The kappa opioid receptor (KOR) is one of class A G-protein-coupled receptors (GPCRs), playing important roles in pain sensation. The unique analgesic activity of KOR requires KOR activation that recruits downstream effectors. It is noted that KOR primarily couples to the G_i/o family proteins in the process of KOR signaling that contain the conventional (G_i1, G_i2, G_i3, G_oA, and G_oB) and nonconventional (G_z and G_g) subtypes. The molecular mechanisms governing KOR signaling—particularly its selectivity for G_i/o protein subtypes and the pathway specificity of its ligands—remain unclear. Furthermore, the structural and energetic sequence of events during the activation of KOR and its cognate G_i/o proteins is poorly understood. This lack of knowledge hinders the structure-based design of pharmacophores targeting the KOR/G_i/o complex.
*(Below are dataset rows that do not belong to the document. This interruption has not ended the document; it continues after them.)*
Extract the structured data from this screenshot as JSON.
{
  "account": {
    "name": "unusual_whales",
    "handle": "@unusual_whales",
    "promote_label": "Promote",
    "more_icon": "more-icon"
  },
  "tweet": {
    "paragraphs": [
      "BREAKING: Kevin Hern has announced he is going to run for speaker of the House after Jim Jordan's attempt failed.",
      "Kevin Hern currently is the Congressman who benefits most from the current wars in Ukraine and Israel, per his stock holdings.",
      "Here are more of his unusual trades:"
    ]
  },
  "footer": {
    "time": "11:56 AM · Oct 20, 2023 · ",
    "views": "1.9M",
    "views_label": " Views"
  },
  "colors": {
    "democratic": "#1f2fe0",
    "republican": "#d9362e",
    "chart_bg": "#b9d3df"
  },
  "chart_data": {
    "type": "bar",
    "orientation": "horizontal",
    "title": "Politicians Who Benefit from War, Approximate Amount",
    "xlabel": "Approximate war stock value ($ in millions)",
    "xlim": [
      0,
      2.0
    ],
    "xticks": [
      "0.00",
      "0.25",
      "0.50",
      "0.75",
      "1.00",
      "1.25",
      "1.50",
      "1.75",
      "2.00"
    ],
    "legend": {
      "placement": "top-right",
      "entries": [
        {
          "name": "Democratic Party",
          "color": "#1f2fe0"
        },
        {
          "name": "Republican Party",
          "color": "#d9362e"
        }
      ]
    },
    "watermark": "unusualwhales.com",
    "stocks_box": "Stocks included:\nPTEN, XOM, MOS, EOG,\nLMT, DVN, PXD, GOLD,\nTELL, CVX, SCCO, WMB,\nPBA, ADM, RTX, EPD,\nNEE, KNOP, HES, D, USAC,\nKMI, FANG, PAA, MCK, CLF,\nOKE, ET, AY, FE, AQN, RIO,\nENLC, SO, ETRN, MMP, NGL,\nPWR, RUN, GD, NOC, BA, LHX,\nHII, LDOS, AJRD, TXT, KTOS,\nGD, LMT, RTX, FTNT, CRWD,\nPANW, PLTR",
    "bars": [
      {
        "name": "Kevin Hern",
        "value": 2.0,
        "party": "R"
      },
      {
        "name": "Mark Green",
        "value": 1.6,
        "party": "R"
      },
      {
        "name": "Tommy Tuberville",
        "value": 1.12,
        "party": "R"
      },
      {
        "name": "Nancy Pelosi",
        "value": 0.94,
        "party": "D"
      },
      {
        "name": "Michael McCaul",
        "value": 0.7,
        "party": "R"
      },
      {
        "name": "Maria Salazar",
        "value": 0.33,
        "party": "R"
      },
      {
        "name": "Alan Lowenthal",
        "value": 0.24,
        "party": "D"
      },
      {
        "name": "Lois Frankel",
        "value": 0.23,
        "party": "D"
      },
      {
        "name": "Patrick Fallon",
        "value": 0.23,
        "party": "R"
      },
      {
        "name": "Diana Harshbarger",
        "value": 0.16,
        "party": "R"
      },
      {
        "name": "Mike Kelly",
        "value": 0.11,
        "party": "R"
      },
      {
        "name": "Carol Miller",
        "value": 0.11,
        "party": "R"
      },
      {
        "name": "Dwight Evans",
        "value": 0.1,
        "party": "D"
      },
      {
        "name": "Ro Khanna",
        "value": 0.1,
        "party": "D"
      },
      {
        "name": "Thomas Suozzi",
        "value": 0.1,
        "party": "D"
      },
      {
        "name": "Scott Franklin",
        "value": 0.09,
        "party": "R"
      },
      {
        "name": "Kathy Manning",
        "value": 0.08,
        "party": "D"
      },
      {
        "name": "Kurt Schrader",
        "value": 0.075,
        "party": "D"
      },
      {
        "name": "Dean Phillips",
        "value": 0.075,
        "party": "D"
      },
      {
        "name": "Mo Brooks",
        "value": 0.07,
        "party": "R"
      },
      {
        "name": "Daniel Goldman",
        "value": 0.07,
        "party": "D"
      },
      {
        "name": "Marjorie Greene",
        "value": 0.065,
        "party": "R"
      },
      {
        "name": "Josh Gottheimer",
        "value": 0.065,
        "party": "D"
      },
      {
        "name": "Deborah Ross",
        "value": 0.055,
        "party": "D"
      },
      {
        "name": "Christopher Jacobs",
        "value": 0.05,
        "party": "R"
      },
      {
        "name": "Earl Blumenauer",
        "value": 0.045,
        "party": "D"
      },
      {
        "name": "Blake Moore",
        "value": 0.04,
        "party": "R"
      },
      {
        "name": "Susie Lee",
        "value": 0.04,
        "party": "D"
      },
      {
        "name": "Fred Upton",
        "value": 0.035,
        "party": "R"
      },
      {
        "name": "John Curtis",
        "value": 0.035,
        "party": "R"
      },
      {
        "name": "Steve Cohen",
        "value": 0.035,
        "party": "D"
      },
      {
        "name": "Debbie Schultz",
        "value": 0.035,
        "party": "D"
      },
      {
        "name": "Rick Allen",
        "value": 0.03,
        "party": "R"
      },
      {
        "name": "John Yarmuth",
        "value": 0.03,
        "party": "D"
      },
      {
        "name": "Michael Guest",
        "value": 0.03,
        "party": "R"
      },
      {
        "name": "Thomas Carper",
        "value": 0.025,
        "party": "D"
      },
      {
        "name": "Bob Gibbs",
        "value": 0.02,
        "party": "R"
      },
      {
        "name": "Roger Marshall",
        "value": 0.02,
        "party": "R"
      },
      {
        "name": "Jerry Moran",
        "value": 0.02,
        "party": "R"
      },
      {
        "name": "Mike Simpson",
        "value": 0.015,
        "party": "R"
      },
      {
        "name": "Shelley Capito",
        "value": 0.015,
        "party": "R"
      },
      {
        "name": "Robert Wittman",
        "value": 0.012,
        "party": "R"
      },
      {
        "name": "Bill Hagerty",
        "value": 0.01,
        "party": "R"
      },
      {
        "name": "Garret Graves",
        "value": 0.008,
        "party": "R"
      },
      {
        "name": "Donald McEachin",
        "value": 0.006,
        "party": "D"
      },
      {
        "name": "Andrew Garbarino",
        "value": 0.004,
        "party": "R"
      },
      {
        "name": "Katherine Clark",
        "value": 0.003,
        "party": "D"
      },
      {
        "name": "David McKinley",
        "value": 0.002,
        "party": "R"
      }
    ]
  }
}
It suggests that further research and investigation are required to analyze the crystal structure of the agonists/KOR complexes and various intermediate states in the KOR activation pathway. Some improved enhanced sampling methods, such as umbrella sampling, metadynamics, and Markov State Model methods, can characterize the interaction between GPCRs and different G protein subtypes after specific ligands binding, and the free energy landscapes along the ligand binding pathway. In this review, we discuss the research advances in the molecular mechanisms of KOR signaling. We also present a brief overview of computational conformational sampling methods based on molecular dynamics, including the activation mechanisms, allosteric effects, and actions of biased ligands of GPCRs to describe their activation energy landscape. It can provide an insight into evaluate the convergence of free energy surfaces along coordinates of functional interest, which is helpful to understand the role of GPCR conformational ensembles in intracellular signal transduction.